MySpace on May 7 said it would open up its profile data to third-party sites. Two days later Facebook said it would let users connect their Facebook accounts to third-party applications and websites, and that it would also allow developers to incorporate Facebook friend data into other sites and applications. And Google announced FriendConnect, a service that lets website owners add social applications to their sites.
Sites are blending
So here we are, about 9 months later and these actions were pre-cursors to what many web watchers and social media gurus like Dan Schawbel & Christopher Penn, have been prophesizing: that social-media tools and services would spread throughout the wider web, rather than stay contained within a single service.
Forrester's Charlene Li is also one of those believers. She has described how social networks will be "like air." She writes on her blog: "I thought about my grade-school kids, who in 10 years will be in the midst of social network engagement. I believe they (and we) will look back to 2008 and think it archaic and quaint that we had to go to a destination like Facebook or LinkedIn to be social."
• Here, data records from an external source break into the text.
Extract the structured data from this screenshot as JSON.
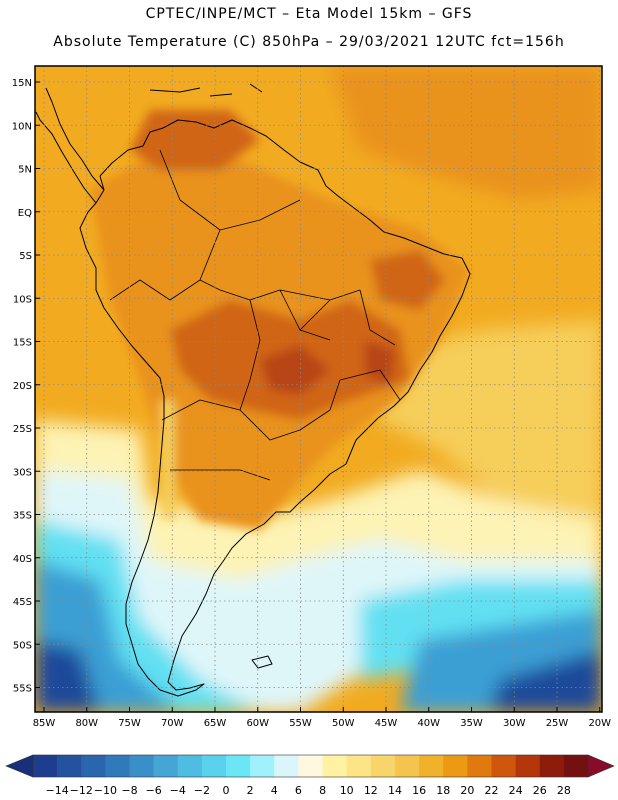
{
  "header": {
    "line1": "CPTEC/INPE/MCT –  Eta Model 15km – GFS",
    "line2": "Absolute Temperature (C) 850hPa – 29/03/2021 12UTC fct=156h"
  },
  "axes": {
    "lat_labels": [
      "15N",
      "10N",
      "5N",
      "EQ",
      "5S",
      "10S",
      "15S",
      "20S",
      "25S",
      "30S",
      "35S",
      "40S",
      "45S",
      "50S",
      "55S"
    ],
    "lon_labels": [
      "85W",
      "80W",
      "75W",
      "70W",
      "65W",
      "60W",
      "55W",
      "50W",
      "45W",
      "40W",
      "35W",
      "30W",
      "25W",
      "20W"
    ]
  },
  "colorbar": {
    "labels": [
      "-14",
      "-12",
      "-10",
      "-8",
      "-6",
      "-4",
      "-2",
      "0",
      "2",
      "4",
      "6",
      "8",
      "10",
      "12",
      "14",
      "16",
      "18",
      "20",
      "22",
      "24",
      "26",
      "28"
    ],
    "colors": [
      "#1f3d8f",
      "#24529e",
      "#2a66ae",
      "#3079bb",
      "#3a8fc8",
      "#45a6d6",
      "#4fbce2",
      "#5ad2ed",
      "#6ae6f5",
      "#9ff1fb",
      "#dbf6fb",
      "#fff8e0",
      "#fff2a2",
      "#fce487",
      "#f8d56a",
      "#f4c44f",
      "#f0b12b",
      "#ec9a14",
      "#e07a0e",
      "#cf560d",
      "#b4360b",
      "#8e1c0b",
      "#741010"
    ],
    "low_arrow_color": "#1a2f7a",
    "high_arrow_color": "#8a0a2a"
  },
  "field_colors": {
    "ocean_warm": "#f2ab21",
    "tropic_hot": "#e9921a",
    "heat_core": "#d06516",
    "heat_peak": "#b84512",
    "mild": "#f6ce5a",
    "pale": "#fdf3b4",
    "cool": "#dff6f9",
    "cyan": "#62e0f2",
    "blue": "#3b9fd4",
    "deep_blue": "#1d4a9a"
  }
}
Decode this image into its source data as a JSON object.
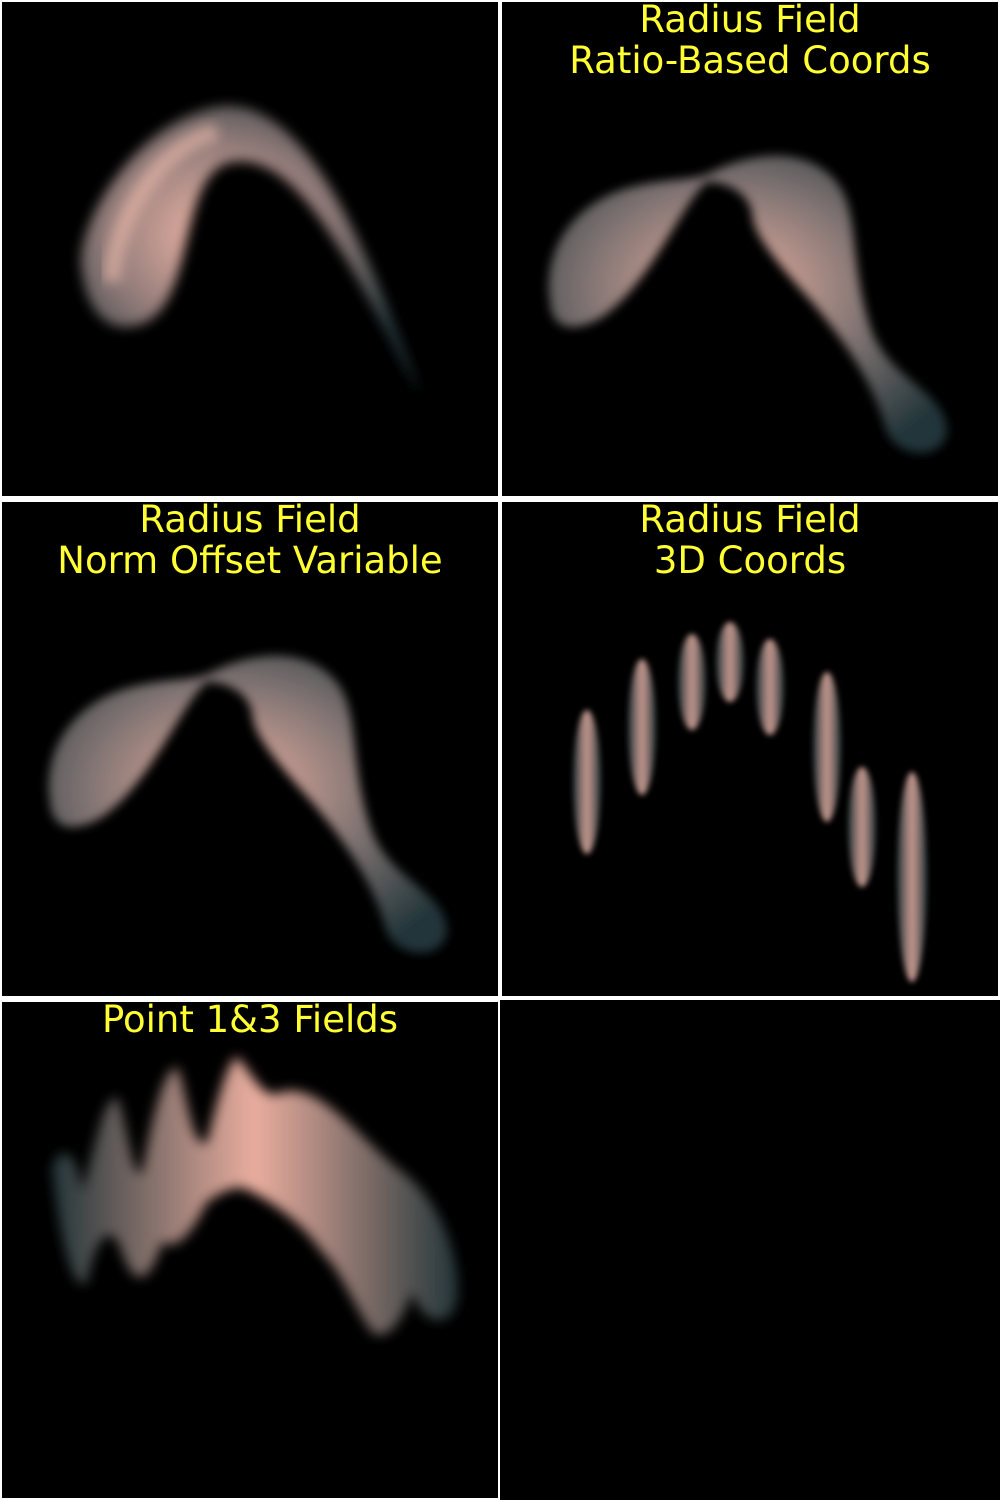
{
  "panels": [
    {
      "lines": []
    },
    {
      "lines": [
        "Radius Field",
        "Ratio-Based Coords"
      ]
    },
    {
      "lines": [
        "Radius Field",
        "Norm Offset Variable"
      ]
    },
    {
      "lines": [
        "Radius Field",
        "3D Coords"
      ]
    },
    {
      "lines": [
        "Point 1&3 Fields"
      ]
    },
    {
      "lines": []
    }
  ],
  "colors": {
    "background": "#000000",
    "caption": "#ffff33",
    "highlight": "#f2b8a8",
    "shadow": "#2e4247",
    "separator": "#ffffff"
  }
}
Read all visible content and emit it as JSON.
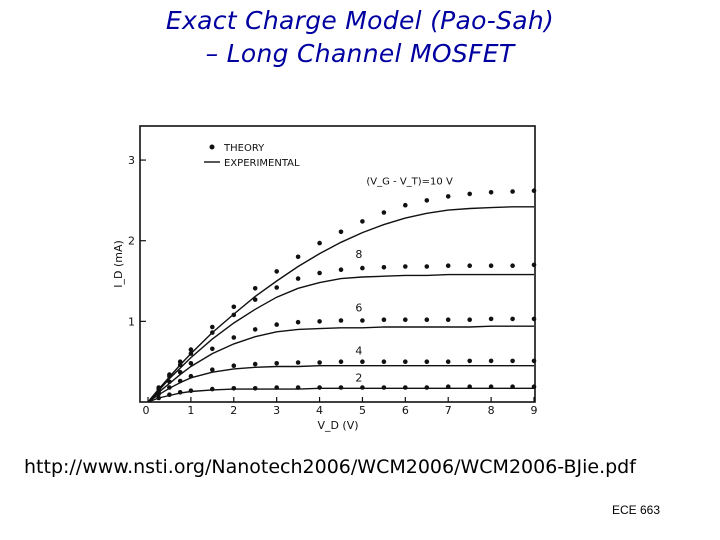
{
  "slide": {
    "title_line1": "Exact Charge Model (Pao-Sah)",
    "title_line2": "– Long Channel MOSFET",
    "url": "http://www.nsti.org/Nanotech2006/WCM2006/WCM2006-BJie.pdf",
    "footer": "ECE 663"
  },
  "chart_data": {
    "type": "line",
    "title": "",
    "xlabel": "V_D (V)",
    "ylabel": "I_D (mA)",
    "xlim": [
      0,
      9
    ],
    "ylim": [
      0,
      3.1
    ],
    "x_ticks": [
      "0",
      "1",
      "2",
      "3",
      "4",
      "5",
      "6",
      "7",
      "8",
      "9"
    ],
    "y_ticks": [
      "1",
      "2",
      "3"
    ],
    "legend": {
      "placement": "top-left",
      "entries": [
        {
          "label": "THEORY",
          "marker": "dots"
        },
        {
          "label": "EXPERIMENTAL",
          "marker": "line"
        }
      ]
    },
    "x": [
      0,
      0.25,
      0.5,
      0.75,
      1,
      1.5,
      2,
      2.5,
      3,
      3.5,
      4,
      4.5,
      5,
      5.5,
      6,
      6.5,
      7,
      7.5,
      8,
      8.5,
      9
    ],
    "series": [
      {
        "name": "(V_G - V_T)=10 V",
        "label": "(V_G - V_T)=10 V",
        "theory": [
          0,
          0.18,
          0.34,
          0.5,
          0.65,
          0.93,
          1.18,
          1.41,
          1.62,
          1.8,
          1.97,
          2.11,
          2.24,
          2.35,
          2.44,
          2.5,
          2.55,
          2.58,
          2.6,
          2.61,
          2.62
        ],
        "experimental": [
          0,
          0.16,
          0.31,
          0.46,
          0.6,
          0.86,
          1.09,
          1.31,
          1.5,
          1.68,
          1.84,
          1.98,
          2.1,
          2.2,
          2.28,
          2.34,
          2.38,
          2.4,
          2.41,
          2.42,
          2.42
        ]
      },
      {
        "name": "8",
        "label": "8",
        "theory": [
          0,
          0.16,
          0.32,
          0.46,
          0.6,
          0.86,
          1.08,
          1.27,
          1.42,
          1.53,
          1.6,
          1.64,
          1.66,
          1.67,
          1.68,
          1.68,
          1.69,
          1.69,
          1.69,
          1.69,
          1.7
        ],
        "experimental": [
          0,
          0.14,
          0.29,
          0.42,
          0.55,
          0.78,
          0.98,
          1.15,
          1.3,
          1.41,
          1.48,
          1.53,
          1.55,
          1.56,
          1.57,
          1.57,
          1.58,
          1.58,
          1.58,
          1.58,
          1.58
        ]
      },
      {
        "name": "6",
        "label": "6",
        "theory": [
          0,
          0.13,
          0.25,
          0.37,
          0.48,
          0.66,
          0.8,
          0.9,
          0.96,
          0.99,
          1.0,
          1.01,
          1.01,
          1.02,
          1.02,
          1.02,
          1.02,
          1.02,
          1.03,
          1.03,
          1.03
        ],
        "experimental": [
          0,
          0.12,
          0.23,
          0.34,
          0.44,
          0.6,
          0.72,
          0.81,
          0.87,
          0.9,
          0.91,
          0.92,
          0.92,
          0.93,
          0.93,
          0.93,
          0.93,
          0.93,
          0.94,
          0.94,
          0.94
        ]
      },
      {
        "name": "4",
        "label": "4",
        "theory": [
          0,
          0.1,
          0.18,
          0.26,
          0.32,
          0.4,
          0.45,
          0.47,
          0.48,
          0.49,
          0.49,
          0.5,
          0.5,
          0.5,
          0.5,
          0.5,
          0.5,
          0.51,
          0.51,
          0.51,
          0.51
        ],
        "experimental": [
          0,
          0.09,
          0.17,
          0.24,
          0.3,
          0.37,
          0.41,
          0.43,
          0.44,
          0.44,
          0.45,
          0.45,
          0.45,
          0.45,
          0.45,
          0.45,
          0.45,
          0.45,
          0.45,
          0.45,
          0.45
        ]
      },
      {
        "name": "2",
        "label": "2",
        "theory": [
          0,
          0.05,
          0.09,
          0.12,
          0.14,
          0.16,
          0.17,
          0.17,
          0.18,
          0.18,
          0.18,
          0.18,
          0.18,
          0.18,
          0.18,
          0.18,
          0.19,
          0.19,
          0.19,
          0.19,
          0.19
        ],
        "experimental": [
          0,
          0.05,
          0.08,
          0.11,
          0.13,
          0.15,
          0.16,
          0.16,
          0.16,
          0.16,
          0.17,
          0.17,
          0.17,
          0.17,
          0.17,
          0.17,
          0.17,
          0.17,
          0.17,
          0.17,
          0.17
        ]
      }
    ],
    "grid": false,
    "colors": {
      "ink": "#111111",
      "title": "#0000a0"
    }
  }
}
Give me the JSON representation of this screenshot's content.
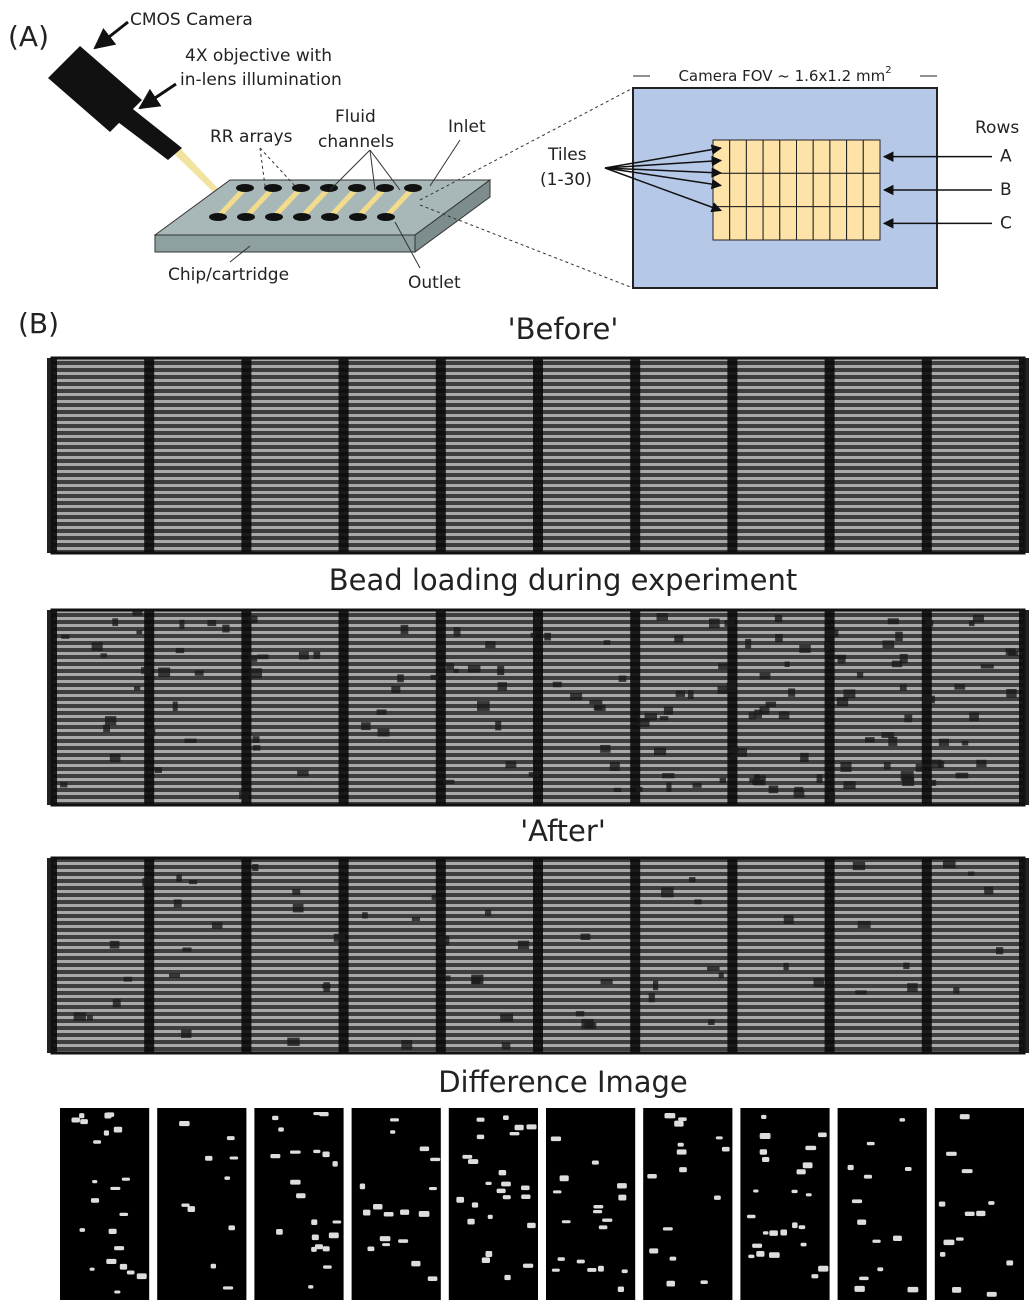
{
  "panel_a": {
    "label": "(A)",
    "camera": "CMOS Camera",
    "objective_line1": "4X objective with",
    "objective_line2": "in-lens illumination",
    "rr_arrays": "RR arrays",
    "fluid_line1": "Fluid",
    "fluid_line2": "channels",
    "inlet": "Inlet",
    "chip": "Chip/cartridge",
    "outlet": "Outlet",
    "fov": {
      "text": "Camera FOV ~ 1.6x1.2 mm",
      "superscript": "2"
    },
    "tiles_line1": "Tiles",
    "tiles_line2": "(1-30)",
    "rows_title": "Rows",
    "rows": [
      "A",
      "B",
      "C"
    ]
  },
  "panel_b": {
    "label": "(B)",
    "images": [
      {
        "title": "'Before'"
      },
      {
        "title": "Bead loading during experiment"
      },
      {
        "title": "'After'"
      },
      {
        "title": "Difference Image"
      }
    ]
  }
}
"Instead, I believe that in the future, social networks will be like air," she continued. "They will be anywhere and everywhere we need and want them to be." And we are seeing this transformation from such sites as MySpace and Facebook as they empower their users with the ability to move data and social connections to the broader web.
Even traditional media companies such as CBS understand the importance of spreading their social tools among third-party sites. CBS's hyper-syndication web-video strategy also includes technology that lets CBS viewers chat with each other while watching content, even if they're watching that content off CBS.com.
Listen up, marketers
So what does this mean for marketers? It means more consumers talking to each other across the web, and it means discussions around brands are no longer siloed to a single platform or network but are spreading to a wider swath of sites. Imagine just since May you can now easily take a conversation about a brand that's occurring on say,... Twitter and embed that into other sites.
Of course this also means that when a company fails to deliver on their "brand" promise, bad news will spread very fast. Someone who has put some understanding around this issue is Rohit Bhargava in his book, Personality not Included. And if you do nothing else but read the introduction excerpt, free, on his site, it will help you understand where marketing is headed in this brave new world and the need to put a consumer-friendly likable face on your company.
Add a social layer and become more interesting and engaging. Or to quote David Ogilvy, "You now have to decide what image you want for your brand. Image means personality. Products, like people, have personalities, and they can make or break them in the marketplace."